Child-care provider Kathy Wolfe of rural Minot was attracted by the promise of one-on-one coaching to enlist in Bright & Early North Dakota, a new state program focused on early childhood development.
Wolfe is among Ward County participants in Bright & Early, which is being rolled out in Cass, Stutsman, Ward and Williams counties by the North Dakota Department of Human Services. The program celebrates early childhood programs that offer quality care, and it assists providers in making strides toward improving their programs and achieving standards of care.
Wolfe looks forward to gaining insights and advice from a trained child-care consultant who will be assisting her.
"It's a great learning experience. It's great feedback. They are not here to criticize you. They are here to help you," she said.
Child-care providers also can receive grant dollars to purchase educational toys and materials for their programs, bonus awards for achieving program goals and recognition for achieving and maintaining levels of quality in addition to licensing. The Department of Human Services is partnering with Child Care Aware to provide Bright & Early North Dakota as a voluntary program for licensed child-care providers.
In Ward County, 25 providers, or 27 percent of all licensed providers in the county, attended the informational session held in January, said Erica Kindem, Bright & Early coordinator.
According to the National Center for Infants, Toddlers, and Families, 90 percent of a child's brain development happens before the child enters kindergarten. Most of that development happens in the first three years. That's 1,825 days before a child enters kindergarten that are critical for education, Kindem said.

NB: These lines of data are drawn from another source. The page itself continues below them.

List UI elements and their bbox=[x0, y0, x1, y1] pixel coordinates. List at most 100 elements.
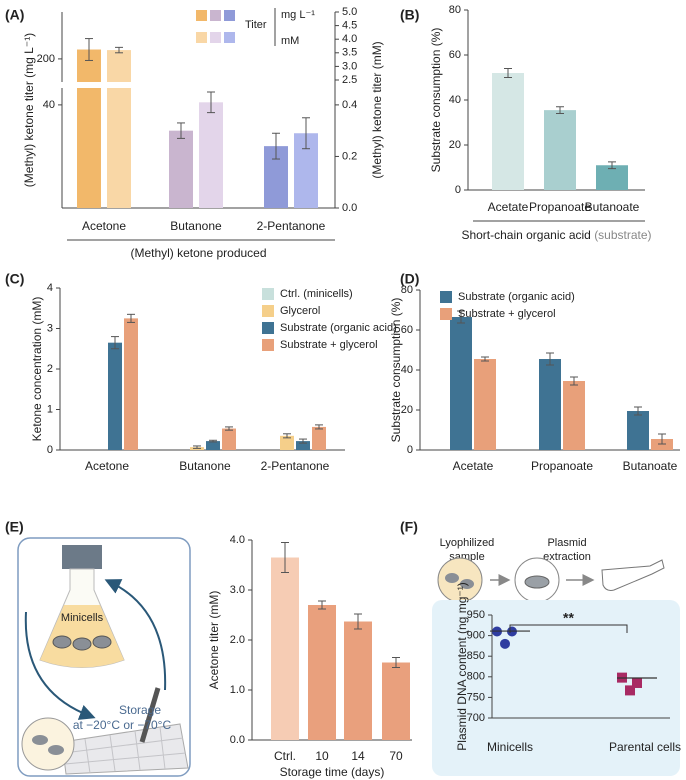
x-tick-label: 10 bbox=[315, 749, 329, 763]
pipette bbox=[139, 687, 161, 743]
legend-label: Ctrl. (minicells) bbox=[280, 288, 353, 300]
error-bar bbox=[634, 406, 642, 416]
y-tick-label: 0 bbox=[407, 444, 413, 456]
bar bbox=[222, 428, 236, 450]
y-tick-label: 20 bbox=[449, 139, 461, 151]
bar bbox=[312, 426, 326, 450]
bar bbox=[199, 102, 223, 208]
error-bar bbox=[392, 657, 400, 668]
x-axis-label-main: Storage time (days) bbox=[280, 765, 385, 779]
legend-title: Titer bbox=[245, 19, 267, 31]
y-tick-label: 80 bbox=[449, 4, 461, 16]
x-tick-label: Parental cells bbox=[609, 740, 681, 754]
y-tick-label: 4 bbox=[47, 282, 53, 294]
minicell bbox=[460, 579, 474, 589]
bar bbox=[596, 165, 628, 190]
y2-tick-label: 2.5 bbox=[342, 74, 357, 86]
bar bbox=[280, 435, 294, 450]
y-tick-label: 20 bbox=[401, 404, 413, 416]
legend-swatch bbox=[262, 339, 274, 351]
error-bar bbox=[608, 161, 616, 170]
arrow bbox=[104, 579, 167, 691]
bar bbox=[296, 441, 310, 450]
bar bbox=[124, 318, 138, 450]
bar bbox=[107, 50, 131, 208]
bar bbox=[206, 441, 220, 450]
y-tick-label: 950 bbox=[467, 609, 485, 621]
legend-swatch bbox=[262, 322, 274, 334]
legend-swatch bbox=[210, 10, 221, 21]
minicell bbox=[92, 635, 112, 649]
error-bar bbox=[658, 433, 666, 445]
x-axis-label: Storage time (days) bbox=[280, 765, 385, 779]
x-tick-label: 2-Pentanone bbox=[257, 219, 326, 233]
error-bar bbox=[546, 352, 554, 366]
bar bbox=[492, 73, 524, 190]
flask-cap bbox=[62, 545, 102, 569]
minicell bbox=[32, 735, 48, 745]
error-bar bbox=[457, 310, 465, 324]
legend-swatch bbox=[262, 288, 274, 300]
y-tick-label: 800 bbox=[467, 671, 485, 683]
x-axis-label-main: (Methyl) ketone produced bbox=[130, 246, 266, 260]
x-tick-label: Acetate bbox=[488, 200, 529, 214]
significance-bracket bbox=[509, 624, 628, 633]
y-tick-label: 200 bbox=[37, 53, 55, 65]
y-tick-label: 0.0 bbox=[230, 734, 245, 746]
legend-swatch bbox=[210, 32, 221, 43]
arrow bbox=[24, 611, 96, 720]
point bbox=[500, 638, 510, 649]
x-tick-label: Acetone bbox=[85, 459, 129, 473]
error-bar bbox=[504, 68, 512, 78]
well-zoom bbox=[21, 717, 75, 771]
y2-tick-label: 0.0 bbox=[342, 202, 357, 214]
y-tick-label: 3 bbox=[47, 322, 53, 334]
axis-break bbox=[56, 82, 341, 88]
point bbox=[625, 685, 635, 696]
x-axis-label: (Methyl) ketone produced bbox=[130, 246, 266, 260]
bar bbox=[450, 317, 472, 450]
error-bar bbox=[193, 445, 201, 449]
error-bar bbox=[209, 439, 217, 443]
bar bbox=[382, 662, 410, 740]
y2-tick-label: 0.2 bbox=[342, 150, 357, 162]
tube bbox=[601, 559, 665, 591]
x-axis-label-note: (substrate) bbox=[594, 228, 651, 242]
y-tick-label: 40 bbox=[449, 94, 461, 106]
y2-tick-label: 4.0 bbox=[342, 33, 357, 45]
y-axis-label: Substrate consumption (%) bbox=[389, 298, 403, 443]
y-tick-label: 60 bbox=[449, 49, 461, 61]
x-tick-label: Ctrl. bbox=[274, 749, 296, 763]
bar bbox=[627, 411, 649, 450]
panel-label: (B) bbox=[400, 7, 419, 23]
x-axis-label: Short-chain organic acid (substrate) bbox=[461, 228, 651, 242]
panel-label: (F) bbox=[400, 519, 418, 535]
bar bbox=[563, 381, 585, 450]
bar bbox=[344, 621, 372, 740]
error-bar bbox=[85, 38, 93, 61]
y-tick-label: 850 bbox=[467, 650, 485, 662]
bar bbox=[271, 557, 299, 740]
flask-label: Minicells bbox=[61, 612, 104, 624]
x-tick-label: Minicells bbox=[487, 740, 533, 754]
bar bbox=[544, 110, 576, 190]
error-bar bbox=[318, 600, 326, 610]
y-tick-label: 2.0 bbox=[230, 634, 245, 646]
minicell bbox=[48, 745, 64, 755]
x-tick-label: Butanoate bbox=[623, 459, 678, 473]
minicell bbox=[72, 637, 92, 651]
y-tick-label: 80 bbox=[401, 284, 413, 296]
y-tick-label: 900 bbox=[467, 630, 485, 642]
bar bbox=[169, 130, 193, 208]
legend-label: mg L⁻¹ bbox=[281, 9, 315, 21]
plot-background bbox=[432, 600, 680, 776]
minicell bbox=[52, 635, 72, 649]
significance-label: ** bbox=[563, 610, 574, 626]
x-tick-label: Butanoate bbox=[585, 200, 640, 214]
y-tick-label: 60 bbox=[401, 324, 413, 336]
legend-swatch bbox=[440, 291, 452, 303]
x-tick-label: Propanoate bbox=[529, 200, 591, 214]
bar bbox=[108, 342, 122, 450]
error-bar bbox=[299, 438, 307, 444]
plate-grid bbox=[63, 726, 187, 774]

"We know that children need quality child care and preschool programs to thrive," she said. "Bright & Early is here to give providers tools to provide that quality care. We know that quality care can be difficult to spot. Bright & Early is here to help parents find quality care as well."
A website at (www.brightnd.org) has information to help parents spot quality care and lets providers access information about the program to see whether it might be for them.

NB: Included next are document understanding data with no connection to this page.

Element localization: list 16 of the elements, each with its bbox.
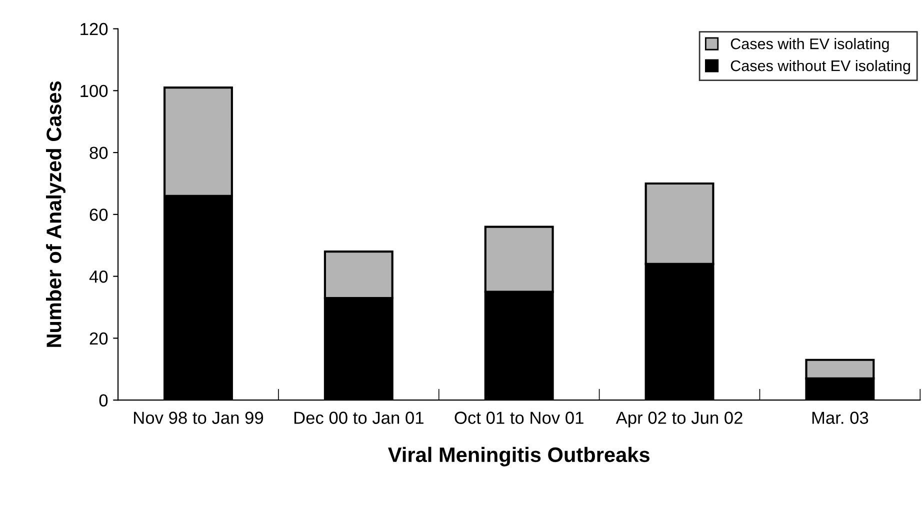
x-tick-label: Mar. 03	[812, 412, 868, 424]
y-axis-title: Number of Analyzed Cases	[46, 81, 66, 347]
y-tick-label: 100	[80, 84, 108, 98]
y-tick-label: 60	[90, 208, 108, 221]
x-tick-label: Dec 00 to Jan 01	[294, 412, 424, 424]
y-tick-label: 80	[90, 146, 108, 160]
x-axis-title: Viral Meningitis Outbreaks	[388, 446, 650, 466]
x-tick-label: Apr 02 to Jun 02	[616, 412, 742, 428]
legend-label: Cases without EV isolating	[730, 60, 910, 74]
y-tick-label: 40	[89, 270, 108, 283]
y-tick-label: 0	[99, 394, 108, 407]
x-tick-label: Nov 98 to Jan 99	[134, 412, 264, 424]
legend-label: Cases with EV isolating	[730, 38, 889, 52]
y-tick-label: 20	[90, 332, 108, 345]
x-tick-label: Oct 01 to Nov 01	[454, 412, 584, 424]
y-tick-label: 120	[80, 22, 108, 36]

The program highlights health and safety, interactions, availability of materials and equipment and qualifications of staff and management.
"They get a roadmap that outlines four steps that research shows prepare children for school," Kindem said. "When they enter school ready, they are more likely to be on target in third grade, and there's a direct correlation between third-grade reading skills and graduation from high school."

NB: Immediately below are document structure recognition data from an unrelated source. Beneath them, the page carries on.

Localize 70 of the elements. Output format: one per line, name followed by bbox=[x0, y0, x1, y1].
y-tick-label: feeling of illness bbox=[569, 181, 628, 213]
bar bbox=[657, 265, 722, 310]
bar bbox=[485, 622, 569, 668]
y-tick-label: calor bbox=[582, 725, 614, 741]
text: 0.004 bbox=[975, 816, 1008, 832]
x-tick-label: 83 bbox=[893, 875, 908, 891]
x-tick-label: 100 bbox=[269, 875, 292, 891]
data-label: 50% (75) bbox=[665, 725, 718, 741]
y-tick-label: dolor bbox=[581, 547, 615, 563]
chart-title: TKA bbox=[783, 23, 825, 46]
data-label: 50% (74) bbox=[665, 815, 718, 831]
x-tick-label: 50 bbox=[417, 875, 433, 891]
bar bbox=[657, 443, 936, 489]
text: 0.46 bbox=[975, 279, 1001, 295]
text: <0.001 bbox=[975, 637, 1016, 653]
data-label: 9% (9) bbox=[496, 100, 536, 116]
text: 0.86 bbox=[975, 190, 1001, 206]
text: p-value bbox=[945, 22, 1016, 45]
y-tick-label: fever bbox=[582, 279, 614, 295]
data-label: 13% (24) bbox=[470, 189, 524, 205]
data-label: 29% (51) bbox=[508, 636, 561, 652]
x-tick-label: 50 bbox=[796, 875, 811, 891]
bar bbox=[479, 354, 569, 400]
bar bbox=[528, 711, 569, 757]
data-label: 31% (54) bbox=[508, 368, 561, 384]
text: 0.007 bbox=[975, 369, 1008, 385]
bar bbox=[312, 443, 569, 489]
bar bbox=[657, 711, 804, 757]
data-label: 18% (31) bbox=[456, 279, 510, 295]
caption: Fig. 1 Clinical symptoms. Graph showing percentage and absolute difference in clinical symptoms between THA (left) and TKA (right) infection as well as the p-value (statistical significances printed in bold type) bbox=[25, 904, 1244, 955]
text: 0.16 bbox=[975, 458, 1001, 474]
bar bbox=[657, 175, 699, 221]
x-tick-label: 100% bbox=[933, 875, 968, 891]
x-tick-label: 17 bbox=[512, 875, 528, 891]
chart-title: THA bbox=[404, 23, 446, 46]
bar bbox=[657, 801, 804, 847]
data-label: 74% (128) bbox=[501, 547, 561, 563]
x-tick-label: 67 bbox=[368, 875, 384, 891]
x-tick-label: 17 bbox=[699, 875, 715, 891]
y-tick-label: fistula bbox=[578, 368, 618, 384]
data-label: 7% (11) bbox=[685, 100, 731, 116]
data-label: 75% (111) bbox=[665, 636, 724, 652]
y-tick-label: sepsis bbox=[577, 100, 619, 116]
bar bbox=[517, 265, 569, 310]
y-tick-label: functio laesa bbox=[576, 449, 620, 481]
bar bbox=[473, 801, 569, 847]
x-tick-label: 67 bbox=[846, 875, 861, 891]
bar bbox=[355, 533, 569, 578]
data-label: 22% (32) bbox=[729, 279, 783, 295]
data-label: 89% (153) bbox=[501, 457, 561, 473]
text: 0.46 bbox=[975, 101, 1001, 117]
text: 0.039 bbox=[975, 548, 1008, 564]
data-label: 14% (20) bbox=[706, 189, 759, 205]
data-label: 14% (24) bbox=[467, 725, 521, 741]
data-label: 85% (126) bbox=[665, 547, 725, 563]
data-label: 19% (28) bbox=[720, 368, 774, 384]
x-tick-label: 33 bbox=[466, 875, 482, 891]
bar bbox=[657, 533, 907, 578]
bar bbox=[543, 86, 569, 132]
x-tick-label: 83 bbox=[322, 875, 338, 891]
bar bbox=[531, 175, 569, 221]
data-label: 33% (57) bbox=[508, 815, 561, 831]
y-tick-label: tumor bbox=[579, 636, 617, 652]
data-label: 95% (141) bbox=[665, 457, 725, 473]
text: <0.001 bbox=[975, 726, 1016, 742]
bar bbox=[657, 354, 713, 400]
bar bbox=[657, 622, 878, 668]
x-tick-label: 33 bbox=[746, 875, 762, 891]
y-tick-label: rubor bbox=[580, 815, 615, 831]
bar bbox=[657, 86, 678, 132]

For every dollar that's invested into child care and education, there's about a $10 return, she said.
The Department of Human Services has designated $4.1 million, appropriated by the 2013 Legislature, to quality enhancement of child care. Of that amount, about $1.2 million is allocated to Bright & Early.
Bright & Early will expand to other regions of the state over the next two years. The state chose to initiate the program in Cass County, where a similar pilot program already exists, and in Stutsman County, where an already interested group of child-care providers exists, said Jennifer Barry, early childhood services director with the department.
Ward and Williams were selected because of the need to address capacity issues, she said. The department is interested in seeing if Bright & Early can be a provider retention and recruitment tool.
The pilot program in Cass County has allowed for a rating system for providers. Although that is not a focus of Bright & Early at this time, the goal is to eventually have a rating system to recognize the efforts that providers are making in quality of services, Barry said.
"Nationally, we have seen this movement for quite some time for states to adopt these systems of quality indicators," she said.